Der Ort selbst, der von einem Marktplatz beherrscht wurde, bestand aus wunderschönen Fachwerkhäusern. In manchen Fenstern brannte schon Licht, obwohl es eigentlich noch nicht nötig war, die Beleuchtung anzustellen. Aber gerade dieses Licht ließ alles noch wärmer erscheinen. Sie hätte gerne gewusst, was hinter den Fenstern war, aber wie sollte sie das erfahren. Auf den Straßen herrschte reges Treiben, alle hatten etwas zu tun, schienen in Unterhaltungen zu verharren oder an den Marktständen einzukaufen. Worüber sie wohl sprachen, was sie beschäftigte? Sie bedauerte, dass sie das nicht erfahren würde. Am Brunnen, der in der Mitte des Marktplatzes stand, spielten Kinder zufrieden mit einem Ball. Hier hätte sie zu gerne mitgespielt, die Kinder nach ihren Namen gefragt, vielleicht ein bisschen mit dem Wasser aus dem Brunnen umher gespritzt. Einige, wenige Autos befuhren die engen Straßen. Ein Lieferfahrzeug hatte die Ladeklappe geöffnet und versorgte das kleine Kaufhaus, auf dem mit großen, roten Buchstaben der Name „Kaufhaus Bergmann“ stand, mit neuen Waren. Hier schien alles seine Ordnung zu haben, es gab kein Durcheinander, ganz offensichtlich keine Konflikte, hier lebte man gerne, das konnte man deutlich erkennen.
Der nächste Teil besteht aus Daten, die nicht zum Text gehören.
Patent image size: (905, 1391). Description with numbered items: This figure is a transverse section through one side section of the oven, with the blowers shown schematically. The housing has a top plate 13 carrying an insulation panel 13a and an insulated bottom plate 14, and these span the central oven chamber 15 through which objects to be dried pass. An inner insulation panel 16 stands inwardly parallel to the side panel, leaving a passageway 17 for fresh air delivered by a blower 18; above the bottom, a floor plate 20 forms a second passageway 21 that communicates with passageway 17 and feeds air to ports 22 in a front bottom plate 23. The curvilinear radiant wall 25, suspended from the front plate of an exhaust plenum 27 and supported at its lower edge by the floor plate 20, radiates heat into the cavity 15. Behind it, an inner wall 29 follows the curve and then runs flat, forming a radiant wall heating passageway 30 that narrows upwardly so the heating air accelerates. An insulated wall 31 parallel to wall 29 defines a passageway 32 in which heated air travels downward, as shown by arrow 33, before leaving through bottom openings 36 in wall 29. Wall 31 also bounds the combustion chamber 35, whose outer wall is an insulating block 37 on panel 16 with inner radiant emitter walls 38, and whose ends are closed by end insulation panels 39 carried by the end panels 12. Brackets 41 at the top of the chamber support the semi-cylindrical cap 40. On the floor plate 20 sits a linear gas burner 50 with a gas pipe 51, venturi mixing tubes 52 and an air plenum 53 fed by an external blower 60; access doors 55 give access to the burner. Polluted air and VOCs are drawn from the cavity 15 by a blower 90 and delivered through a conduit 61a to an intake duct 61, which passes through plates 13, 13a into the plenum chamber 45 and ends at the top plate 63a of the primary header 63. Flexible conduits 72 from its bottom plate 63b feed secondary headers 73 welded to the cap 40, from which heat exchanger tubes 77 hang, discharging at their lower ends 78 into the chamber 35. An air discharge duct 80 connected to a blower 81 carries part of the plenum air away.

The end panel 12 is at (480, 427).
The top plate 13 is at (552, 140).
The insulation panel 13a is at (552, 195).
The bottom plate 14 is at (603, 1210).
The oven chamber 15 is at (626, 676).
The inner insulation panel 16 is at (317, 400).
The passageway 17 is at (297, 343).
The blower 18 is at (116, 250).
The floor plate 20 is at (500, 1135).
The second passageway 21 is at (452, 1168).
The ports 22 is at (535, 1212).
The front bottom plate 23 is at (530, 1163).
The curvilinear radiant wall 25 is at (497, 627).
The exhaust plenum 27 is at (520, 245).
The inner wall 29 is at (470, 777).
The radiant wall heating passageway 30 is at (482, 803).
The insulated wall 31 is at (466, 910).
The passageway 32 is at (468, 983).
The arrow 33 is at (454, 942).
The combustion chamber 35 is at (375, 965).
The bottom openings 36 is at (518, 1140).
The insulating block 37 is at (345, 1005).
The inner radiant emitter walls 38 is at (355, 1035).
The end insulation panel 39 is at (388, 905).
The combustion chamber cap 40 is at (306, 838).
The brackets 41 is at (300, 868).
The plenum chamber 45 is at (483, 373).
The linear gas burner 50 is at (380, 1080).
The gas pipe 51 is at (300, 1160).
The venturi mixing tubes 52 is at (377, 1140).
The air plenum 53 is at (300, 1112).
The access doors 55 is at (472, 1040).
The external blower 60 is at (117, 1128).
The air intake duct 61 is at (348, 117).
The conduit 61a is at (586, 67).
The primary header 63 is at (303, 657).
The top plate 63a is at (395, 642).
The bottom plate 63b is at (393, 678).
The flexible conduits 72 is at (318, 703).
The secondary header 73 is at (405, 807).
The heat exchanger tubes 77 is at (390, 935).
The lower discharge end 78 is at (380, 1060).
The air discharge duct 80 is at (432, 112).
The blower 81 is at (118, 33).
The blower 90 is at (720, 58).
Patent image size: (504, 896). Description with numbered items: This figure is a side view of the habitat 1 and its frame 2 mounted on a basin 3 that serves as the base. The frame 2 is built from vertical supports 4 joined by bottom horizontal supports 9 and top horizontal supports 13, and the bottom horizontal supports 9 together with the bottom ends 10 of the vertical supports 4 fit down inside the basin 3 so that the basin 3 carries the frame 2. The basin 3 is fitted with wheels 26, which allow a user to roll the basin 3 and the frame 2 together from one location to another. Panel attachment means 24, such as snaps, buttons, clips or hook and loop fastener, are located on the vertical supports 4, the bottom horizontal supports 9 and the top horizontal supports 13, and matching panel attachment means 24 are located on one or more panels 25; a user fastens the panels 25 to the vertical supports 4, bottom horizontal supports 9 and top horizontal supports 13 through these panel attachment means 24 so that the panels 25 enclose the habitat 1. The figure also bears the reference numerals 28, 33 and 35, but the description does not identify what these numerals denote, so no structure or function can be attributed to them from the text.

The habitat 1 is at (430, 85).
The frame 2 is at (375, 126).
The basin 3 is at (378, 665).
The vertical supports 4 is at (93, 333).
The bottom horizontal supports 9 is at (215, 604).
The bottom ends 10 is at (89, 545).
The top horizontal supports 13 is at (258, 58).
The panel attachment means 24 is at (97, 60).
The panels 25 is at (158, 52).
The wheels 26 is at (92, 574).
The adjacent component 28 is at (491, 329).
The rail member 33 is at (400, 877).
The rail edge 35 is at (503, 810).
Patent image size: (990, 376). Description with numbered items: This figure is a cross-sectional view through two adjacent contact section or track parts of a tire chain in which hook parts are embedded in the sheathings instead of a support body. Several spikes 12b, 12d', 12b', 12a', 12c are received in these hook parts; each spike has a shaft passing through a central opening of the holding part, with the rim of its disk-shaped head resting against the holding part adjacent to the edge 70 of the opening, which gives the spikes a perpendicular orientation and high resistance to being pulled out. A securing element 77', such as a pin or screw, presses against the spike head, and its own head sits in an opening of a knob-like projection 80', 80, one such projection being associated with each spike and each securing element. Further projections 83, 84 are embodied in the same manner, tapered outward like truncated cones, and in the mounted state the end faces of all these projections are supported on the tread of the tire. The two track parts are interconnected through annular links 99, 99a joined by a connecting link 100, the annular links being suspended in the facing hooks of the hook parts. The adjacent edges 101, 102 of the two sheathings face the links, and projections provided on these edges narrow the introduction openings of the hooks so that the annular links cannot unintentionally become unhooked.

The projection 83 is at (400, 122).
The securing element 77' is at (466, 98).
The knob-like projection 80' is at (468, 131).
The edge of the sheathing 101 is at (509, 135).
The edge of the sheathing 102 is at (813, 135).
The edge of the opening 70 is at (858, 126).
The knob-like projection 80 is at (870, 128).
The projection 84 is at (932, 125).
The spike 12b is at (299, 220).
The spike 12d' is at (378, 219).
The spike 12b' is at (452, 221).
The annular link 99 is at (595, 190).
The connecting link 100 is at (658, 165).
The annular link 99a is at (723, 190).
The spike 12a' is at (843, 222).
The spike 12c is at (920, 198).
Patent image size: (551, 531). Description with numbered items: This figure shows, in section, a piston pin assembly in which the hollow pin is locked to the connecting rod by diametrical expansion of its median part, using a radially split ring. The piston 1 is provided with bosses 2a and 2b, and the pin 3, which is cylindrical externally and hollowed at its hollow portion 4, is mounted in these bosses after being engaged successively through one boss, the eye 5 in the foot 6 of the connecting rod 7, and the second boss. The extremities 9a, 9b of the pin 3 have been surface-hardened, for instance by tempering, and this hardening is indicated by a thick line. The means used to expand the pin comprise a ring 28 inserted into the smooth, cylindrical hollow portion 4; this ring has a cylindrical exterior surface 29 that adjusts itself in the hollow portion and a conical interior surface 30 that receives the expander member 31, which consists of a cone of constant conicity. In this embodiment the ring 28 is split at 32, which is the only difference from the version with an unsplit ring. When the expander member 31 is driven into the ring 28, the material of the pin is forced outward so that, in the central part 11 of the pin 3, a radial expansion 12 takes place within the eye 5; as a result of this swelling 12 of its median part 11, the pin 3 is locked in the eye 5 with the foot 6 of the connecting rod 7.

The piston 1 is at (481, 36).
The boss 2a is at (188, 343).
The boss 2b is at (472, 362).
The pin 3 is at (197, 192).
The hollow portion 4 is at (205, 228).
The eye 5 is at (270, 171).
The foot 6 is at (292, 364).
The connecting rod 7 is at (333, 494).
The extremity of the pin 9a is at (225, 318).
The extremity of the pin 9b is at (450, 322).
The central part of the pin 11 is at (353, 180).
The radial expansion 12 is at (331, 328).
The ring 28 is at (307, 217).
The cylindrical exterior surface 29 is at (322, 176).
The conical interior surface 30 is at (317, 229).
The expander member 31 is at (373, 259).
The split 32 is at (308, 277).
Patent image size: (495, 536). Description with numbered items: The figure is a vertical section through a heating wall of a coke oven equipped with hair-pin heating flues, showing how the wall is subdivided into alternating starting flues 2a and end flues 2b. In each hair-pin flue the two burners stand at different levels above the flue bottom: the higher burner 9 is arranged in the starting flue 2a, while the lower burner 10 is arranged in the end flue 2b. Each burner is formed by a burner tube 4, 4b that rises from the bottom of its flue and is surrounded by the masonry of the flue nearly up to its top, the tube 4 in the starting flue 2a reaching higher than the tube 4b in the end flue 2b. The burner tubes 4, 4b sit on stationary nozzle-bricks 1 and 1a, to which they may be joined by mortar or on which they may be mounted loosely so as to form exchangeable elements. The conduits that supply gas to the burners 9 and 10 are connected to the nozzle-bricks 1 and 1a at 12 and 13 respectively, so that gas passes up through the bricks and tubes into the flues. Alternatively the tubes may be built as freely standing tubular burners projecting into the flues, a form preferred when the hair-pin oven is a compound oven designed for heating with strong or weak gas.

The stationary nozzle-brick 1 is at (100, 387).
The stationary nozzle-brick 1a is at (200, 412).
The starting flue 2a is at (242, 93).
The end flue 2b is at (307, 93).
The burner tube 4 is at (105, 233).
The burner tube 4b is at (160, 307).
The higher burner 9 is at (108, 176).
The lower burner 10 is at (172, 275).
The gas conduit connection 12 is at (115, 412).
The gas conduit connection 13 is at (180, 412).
Am Rande der Stadt befand sich ein kleiner Bahnhof. Reisende standen auf dem Bahnsteig, warteten auf den Zug, der sich in der Ferne schon ankündigte. Wohin sie wohl fuhren, besuchten sie jemanden oder freuten sie sich schon auf einen Urlaub, weit weg von hier? Die Bahnhofsuhr schien stehen geblieben zu sein, da es allmählich dunkel wurde, die Zeiger der Uhr aber den späten Vormittag anzeigten. Kleine Signale, die vor der Bahnhofseinfahrt aufgestellt waren, blinkten abwechselnd in rot und grün. Bald würden alle, die hier standen, wegfahren. Wie gerne würde sie mitfahren, mit all denen, die da standen. Das große Schild am Bahnhofsgebäude ließ die Reisenden wissen, in welchem Ort sie sich befanden. „Bahnhof Sternberg“ stand in schwarzen, verschnörkelten Buchstaben auf dem weißem Schild. Irgendwann würde nun der Zug einfahren, alle aufnehmen und dann in einem Tunnel verschwinden, der ein wenig außerhalb der Stadt lag.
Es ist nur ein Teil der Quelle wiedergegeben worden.